Al Hafizh Waliyyuddin al 'Iraqi berkata : "Dalam
hadits ini terdapat dalil kesunnahan untuk mengetahui kuburan orang-orang yang
saleh untuk berziarah ke sana dan memenuhi hak-haknya". Karena itu para
ahli hadits seperti al Hafizh Syamsuddin ibn al Jazari mengatakan dalam
kitabnya 'Uddah al Hishn al Hashin :
ومن مواضع إجابة الدعاء قبور الصالـحين
Maknanya:
" Di antara tempat dikabulkannya doa adalah kuburan orang-orang yang saleh
"
Apalagi jika itu adalah kuburan Nabi Muhammad Saw seperti
yang dilakukan oleh sahabat Bilal ibn al Harits al Muzani (H.R. al Bayhaqi, Ibn
Abi Syaybah dan lain-lain dan dishahihkan oleh al Bayhaqi dan Ibnu Katsir). Hal
ini juga dilakukan oleh al Imam asy-Syafi'i terhadap kuburan al Imam Abu
Hanifah.
___________________________________
[1]. Para ahli hadits (Hafizh) telah menyatakan
bahwa hadits ini shahih, baik yang marfu' maupun kadar yang mawquf (peristiwa
di masa sayyidina 'Utsman), di antaranya al Hafizh ath-Thabarani. Masalah
tawassul dengan para nabi dan orang saleh ini hukumnya boleh dengan ijma' para
ulama Islam sebagaimana dinyatakan oleh ulama madzhab empat seperti al Mardawi
al Hanbali dalam Kitabnya al Inshaf, al Imam as-Subki asy-Syafi'i dalam
kitabnya Syifa as-Saqam, Mulla Ali al Qari al Hanafi dalam Syarh al Misykat,
Ibn al Hajj al Maliki dalam kitabnya al Madkhal
[2]. Golongan Wahabi adalah pengikut Muhammad
ibn Abdul Wahhab an-Najdi. Mereka menyerupakan Allah dengan makhluk-Nya,
mengkafirkan orang-orang yang bertawassul dengan para nabi dan orang-orang
shalih, mengharamkan peringatan maulid Nabi dan membaca al Qur'an untuk
orang-orang muslim yang sudah meninggal dan mereka memiliki banyak
kesesatan-kesesatan yang lain. Para ulama Ahlussunnah banyak sekali yang
membantah mereka ini seperti Mufti Madzhab Syafi'i di Makkah al Mukarramah
Syekh Ahmad Zaini Dahlan (W. 134 H) dalam kitab tarikh yang salah satu fasalnya
berjudul Fitnah al Wahhabiyyah, Mufti madzhab Hanbali di Makkah al Mukarramah
Syekh Muhammad ibn Abdullah ibn Humaid (W. 1295 H) dalam kitabnya as-Suhub al
Wabilah 'Ala Dlara-ih al Hanabilah, Syekh Ibn 'Abidin al Hanafi (W. 1252 H)

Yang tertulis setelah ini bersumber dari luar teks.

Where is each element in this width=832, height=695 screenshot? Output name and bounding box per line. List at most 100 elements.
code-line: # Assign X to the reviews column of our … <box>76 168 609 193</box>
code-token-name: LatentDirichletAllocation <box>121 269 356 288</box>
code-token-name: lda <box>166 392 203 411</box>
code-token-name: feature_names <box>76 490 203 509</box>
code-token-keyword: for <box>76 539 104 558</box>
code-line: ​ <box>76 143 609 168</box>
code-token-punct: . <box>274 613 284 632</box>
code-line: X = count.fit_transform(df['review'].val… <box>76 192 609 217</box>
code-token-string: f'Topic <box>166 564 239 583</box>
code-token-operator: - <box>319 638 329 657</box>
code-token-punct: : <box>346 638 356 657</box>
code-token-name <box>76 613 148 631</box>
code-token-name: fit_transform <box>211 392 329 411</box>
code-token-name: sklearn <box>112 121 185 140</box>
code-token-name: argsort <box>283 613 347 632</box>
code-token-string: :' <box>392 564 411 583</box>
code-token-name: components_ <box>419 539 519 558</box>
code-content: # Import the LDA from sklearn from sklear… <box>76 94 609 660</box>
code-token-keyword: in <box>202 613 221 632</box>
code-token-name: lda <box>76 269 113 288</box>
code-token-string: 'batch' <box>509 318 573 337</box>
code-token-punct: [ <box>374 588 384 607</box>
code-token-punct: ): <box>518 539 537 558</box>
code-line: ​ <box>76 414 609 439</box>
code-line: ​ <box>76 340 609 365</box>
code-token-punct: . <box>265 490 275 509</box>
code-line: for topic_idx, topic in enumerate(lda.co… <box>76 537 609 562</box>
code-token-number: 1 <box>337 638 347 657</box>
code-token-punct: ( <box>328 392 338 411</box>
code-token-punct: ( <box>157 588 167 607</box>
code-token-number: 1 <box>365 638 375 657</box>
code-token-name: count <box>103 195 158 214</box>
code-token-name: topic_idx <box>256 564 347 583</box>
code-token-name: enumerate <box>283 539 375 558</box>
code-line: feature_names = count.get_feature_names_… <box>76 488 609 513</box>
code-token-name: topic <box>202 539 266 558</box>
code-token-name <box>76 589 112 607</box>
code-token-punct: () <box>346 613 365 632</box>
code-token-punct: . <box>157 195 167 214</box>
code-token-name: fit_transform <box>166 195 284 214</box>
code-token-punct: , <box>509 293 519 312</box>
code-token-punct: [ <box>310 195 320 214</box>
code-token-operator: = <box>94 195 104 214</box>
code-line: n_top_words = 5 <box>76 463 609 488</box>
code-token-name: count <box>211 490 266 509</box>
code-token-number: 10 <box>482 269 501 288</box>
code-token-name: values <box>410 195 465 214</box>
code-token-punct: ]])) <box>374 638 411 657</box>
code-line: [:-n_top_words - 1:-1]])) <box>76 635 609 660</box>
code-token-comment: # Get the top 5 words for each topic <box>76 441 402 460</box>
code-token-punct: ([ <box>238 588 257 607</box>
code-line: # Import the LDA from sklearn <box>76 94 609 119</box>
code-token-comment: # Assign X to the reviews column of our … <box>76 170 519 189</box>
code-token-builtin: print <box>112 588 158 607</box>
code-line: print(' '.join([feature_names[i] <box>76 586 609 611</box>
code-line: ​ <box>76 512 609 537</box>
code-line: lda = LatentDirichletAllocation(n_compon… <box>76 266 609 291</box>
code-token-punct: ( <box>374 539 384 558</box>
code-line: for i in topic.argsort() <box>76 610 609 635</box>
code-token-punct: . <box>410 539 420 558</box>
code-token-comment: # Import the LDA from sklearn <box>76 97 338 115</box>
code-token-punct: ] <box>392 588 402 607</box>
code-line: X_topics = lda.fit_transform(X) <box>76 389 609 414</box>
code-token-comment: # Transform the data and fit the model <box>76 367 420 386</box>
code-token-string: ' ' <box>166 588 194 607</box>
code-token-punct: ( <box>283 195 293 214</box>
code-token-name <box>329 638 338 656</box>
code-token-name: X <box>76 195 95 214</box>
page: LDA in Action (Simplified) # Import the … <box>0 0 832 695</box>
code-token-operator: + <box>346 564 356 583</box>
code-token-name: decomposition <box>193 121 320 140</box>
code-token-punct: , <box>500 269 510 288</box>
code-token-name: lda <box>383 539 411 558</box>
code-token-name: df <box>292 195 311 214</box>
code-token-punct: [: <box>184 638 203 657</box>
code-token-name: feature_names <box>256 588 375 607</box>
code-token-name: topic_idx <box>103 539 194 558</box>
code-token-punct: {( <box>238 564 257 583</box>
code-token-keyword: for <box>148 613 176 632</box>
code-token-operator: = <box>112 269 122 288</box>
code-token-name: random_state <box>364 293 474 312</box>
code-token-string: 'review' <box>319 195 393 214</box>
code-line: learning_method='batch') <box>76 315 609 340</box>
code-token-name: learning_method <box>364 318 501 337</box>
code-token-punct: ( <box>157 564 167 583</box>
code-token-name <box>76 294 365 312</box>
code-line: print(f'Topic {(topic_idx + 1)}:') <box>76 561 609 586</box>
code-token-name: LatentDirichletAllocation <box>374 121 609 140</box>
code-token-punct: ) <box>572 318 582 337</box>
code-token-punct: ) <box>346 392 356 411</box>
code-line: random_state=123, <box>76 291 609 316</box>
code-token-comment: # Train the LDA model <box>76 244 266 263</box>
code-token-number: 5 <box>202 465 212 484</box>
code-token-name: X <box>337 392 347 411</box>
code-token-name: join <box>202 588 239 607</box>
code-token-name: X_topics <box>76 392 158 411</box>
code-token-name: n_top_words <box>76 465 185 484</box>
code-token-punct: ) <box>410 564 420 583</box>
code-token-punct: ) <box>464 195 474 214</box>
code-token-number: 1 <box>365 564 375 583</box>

dalam Hasyiyahnya, Syekh Ahmad ash-Shawi al Maliki (W. 1241 H) dalam kitabnya
Hasyiyah 'Ala Tafsir al Jalalain. Bagi yang menginginkan penjelasan yang
panjang lebar baca kitab al Maqalat as-Sunniyyah fi Kasyfi Dlalalat Ahmad ibn
Taimiyah.
[3]. Di
antara orang yang menyalahi Ahlussunnah dalam masalah ini adalah Yusuf al
Qardlawi. Ia menyatakan bahwa bertabarruk dengan peninggalan orang-orang yang
saleh termasuk syirik -wal 'iyadz billah- sebagaimana ia tuturkan dalam
kitabnya al Ibadah fi al Islam. Kesesatan al Qardlawi yang lain adalah seperti
pernyataan bahwa Rasulullah bisa saja salah dalam hal agama seperti ia
sampaikan lewat layar televisi al Jazirah, 12 september 1999. Al Qardlawi juga
membolehkan bagi seorang perempuan yang masuk Islam untuk tetap menjadi istri
suaminya yang kafir sebagaimana diangkat oleh Koran asy-Syarq al Awsath juga di
situs-situs internet. Al Qardlawi juga melarang membaca al Fatihah untuk
orang-orang Islam yang meninggal dunia, hal ini ia sampaikan lewat stasiun TV
al Jazirah. Telah banyak para ulama Islam yang membantah al Qardlawi di
antaranya adalah Syekh Nabil al Azhari, Syekh Khalil Daryan al Azhari, Mantan
Menteri Agama dan Urusan Wakaf Emirat Arab Syekh Muhammad ibn Ahmad al
Khazraji, Rektor al Azhar University Dr. Ahmad Umar Hasim, Dr. Shuhaib
asy-Syami (Amin Fatwa Halab, Syiria), al Muhaddits Syekh Abdul Hayy al Ghumari,
Dr. Sayyid Irsyad Ahmad al Bukhari dan lain-lain. Di antara ulama Indonesia
yang membantah al Qardlawi adalah Habib Syekh ibn Ahmad al Musawa. Karena ini
semua maka kita harus mewaspadai karya-karya al Qardlawi.